Der Roman hat eine kunstvolle Darstellung einer historischen Realität in einer Ortschaft in der Provinz Shaanxi im Nordwesten Chinas zum Inhalt. Der zeitliche Erzählrahmen erstreckt sich von der ausgehenden Qing-Dynastie im ersten Jahrzehnt des vorigen Jahrhunderts bis zur Gründung des Neuen China, wobei historische Exkurse und zeitliche Vorwegnahme eingebaut werden: Beispielsweise wird darauf hingewiesen, dass der fiktionale Kreis Zishui, in dem die Ebene des weißen Hirsches liegt, bereits im 4. Jahrhundert vor unserer Zeitrechnung, nämlich vom Herrscher Xiaogong (381 bis 338 v. u. Z.) des Königreichs Qin, eingerichtet wurde, und in der Zeit des „Großen Sprungs nach vorne“ wurde die geglückte Kreuzung zwischen einem sowjetischen und einem einheimischen Schwein vom Kreisvorsteher auf den ebenfalls vieldeutigen Namen „Schwarzer Hirsch“ getauft und zum Anlass des Nationalfeiertages der Provinzregierung überreicht. Aufgrund der tiefgreifenden historischen Einbettung wird das Leben der Romanhelden Bai Jiaxuan und Lu Zilin in etwa einem halben Jahrhundert erzählt. Der Handlungsverlauf und die Figurenkonstellation spiegeln mittelbar oder unmittelbar umwälzende zeitgenössische Ereignisse in China wider: den Sturz der Qing-Dynastie (1644–1911) durch die von Sun Yatsen geleitete Revolution, die Bauernbewegung, die Zusammenarbeit und Spaltung von Kuomintang (Guomindang) und der KP Chinas im Ersten Revolutionären Bürgerkrieg, die von der Roten Armee geführten Kriege und die Gründung der Räterepublik im Zweiten Revolutionären Bürgerkrieg, den mit dem „hohen Geist vom weißen Hirsch“ geführten Widerstandskrieg gegen den japanischen Angriffskrieg, den Befreiungskrieg und die Gründung des Neuen China. Die Menschen sind mit historischen Umwälzungen konfrontiert, bei denen manche zugrunde gehen und manche überleben. Der Roman gilt in der Literaturkritik zu Recht als „heimliche Chronik der Nation“.
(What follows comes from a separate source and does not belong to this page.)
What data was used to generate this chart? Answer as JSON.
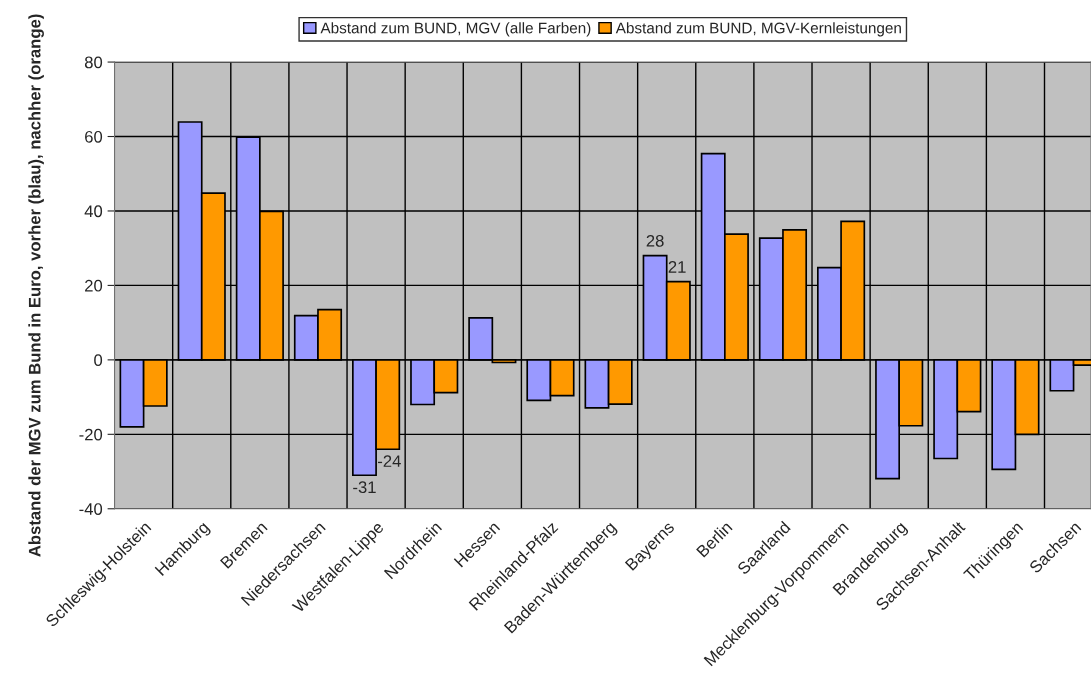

Bai Jiaxuan und sein heimlicher Kontrahent Lu Zilin sind eigentlich Gutsbesitzer. Sie werden aber nicht als skrupellose Ausbeuter charakterisiert. Damit wird mit tradierten Stereotypen solcher Romanfiguren in der modernen chinesischen Literatur gebrochen und das Konzept des Klassenkampfes aufgehoben. Das Erzählen ist auf der kulturhistorischen Ebene angesiedelt. Bai Jiaxuan verkörpert Konfuzianismus und tritt für die patriarchalische Sippenordnung ein. Seine Überzeugung von konfuzianischen Kardinaltugenden und sein diesseitiges Vertrauen sind unerschütterlich. Seine Tragik liegt in der Zeit, die sich stark verändert. Oft ist er verwirrt und verstört. „Ohne Kaiser, wie kann man da in Zukunft leben?“ Jedoch gibt er nie auf, gnadenlos die Sippenordnung aufrechtzuerhalten. Sein letzter Versuch, durch eigene Bürgerschaft Heiwa, den Sohn seines Landarbeiters, der mit seinem rebellischen Charakter nach schicksalsschweren Windungen und Wendungen in seinem Leben schließlich als Offizier der Kuomintang zur Volksbefreiungsarmee überlaufen war, vor der Hinrichtung zu bewahren, scheitert an seinem Sohn, dem neuen Kreisvorsteher: „Vater, rede doch keinen Unsinn, du verstehst die neue Politik der Volksregierung nicht.“ Als Bai Jiaxuan die Schüsse vom Hinrichtungsplatz hört, fällt er in Ohnmacht. Bis zum Romanschluss lebt zwar Bai Jiaxuan immer noch, aber seine ideelle Welt ist zu Grab getragen.

Der Roman bekam nach seiner Veröffentlichung gute Kritiken, wird als repräsentatives literarisches Werk der Ära der Reform und Öffnung angesehen und wurde mit dem renommierten Maodun-Literaturpreis ausgezeichnet.

Chen Zhongshi, Bailuyuan („Ebene des weißen Hirsches“), (xiaoshuozixuanji, changpianxiaoshuojuan), Verlag Cangjiangwenyichubanshe 2004 Wuhan, ISBN 7-5354-2681-6, 572 Seiten.